Goldman sees oil hitting $80/bbl despite likely return of Iran supply

Goldman Sachs said it expects oil prices to climb to $80 per barrel in the fourth quarter of this year, arguing that the market has underestimated a rebound in demand even with a possible resumption in Iranian supply. “The case for higher oil prices therefore remains intact given the large vaccine-driven increase in demand in the face of inelastic supply,” the bank said in a note dated Sunday. Even “aggressively assuming” a restart of Iranian exports in July, Brent prices would still reach the $80 mark by the fourth quarter, it said.
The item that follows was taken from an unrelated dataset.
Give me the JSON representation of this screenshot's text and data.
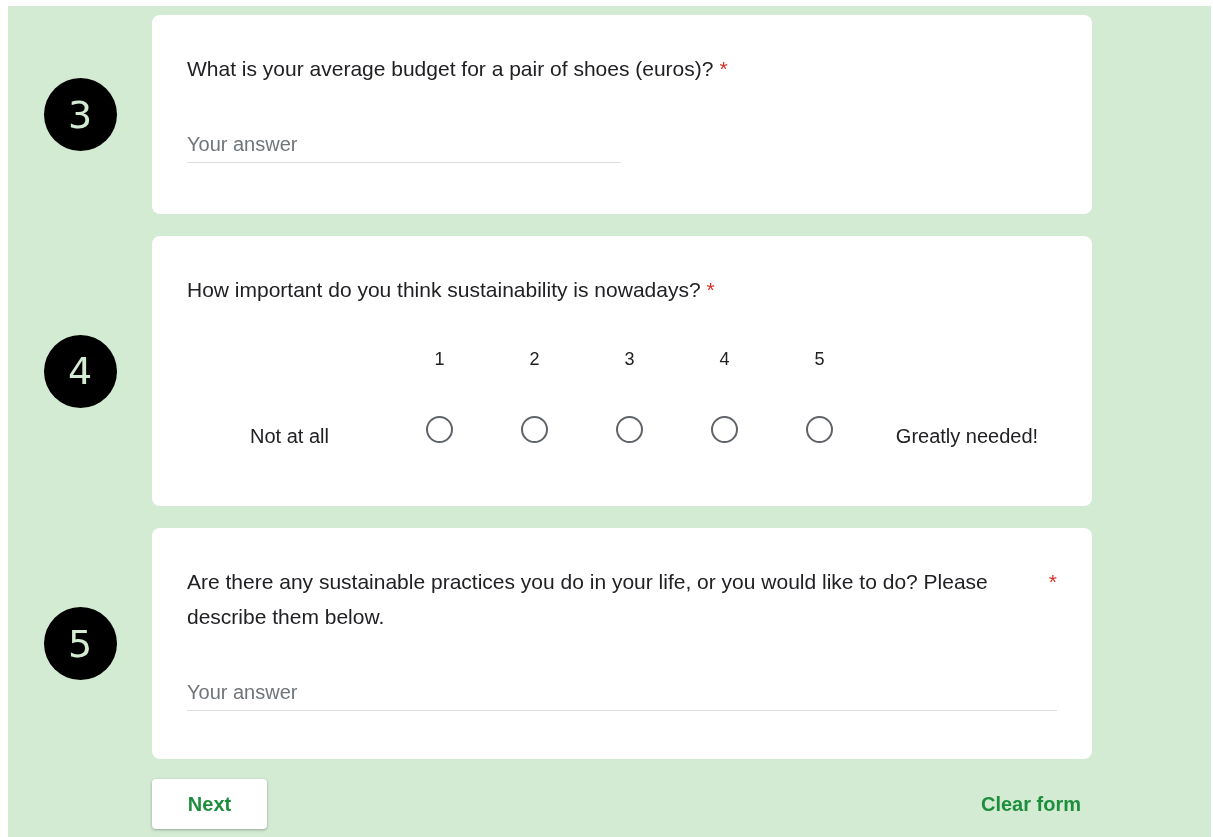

Oil prices fell last week after Iran’s president, Hassan Rouhani, said the United States was ready to lift sanctions on Tehran’s oil, banking and shipping sectors. Crude recouped some of those losses on Monday as a potential snag emerged in reviving the 2015 Iran nuclear deal that could add more oil supply, with indirect talks between Washington and Tehran due to resume this week. Goldman Sachs said a demand recovery in developed markets would offset a recent coronavirus-led hit to consumption and likely slower recovery in South Asia and Latin America. Global demand could increase by 4.6 million barrels per day through year-end, with most of the gains likely in the next 3 months, it said. “Mobility is rapidly increasing in the U.S. and Europe, as vaccinations accelerate and lockdowns are lifted, with freight and industrial activity also surging,” the note said. The bank also expects the Organization of the Oil Producing Countries (OPEC) and allies including Russia, a grouping known as OPEC+, to offset any ramp-up in Iran production by halting for two months an increase in its output in the second half of 2021. This would help offset the perceived bearish impact in the physical market of the release of Iranian floating storage, it said.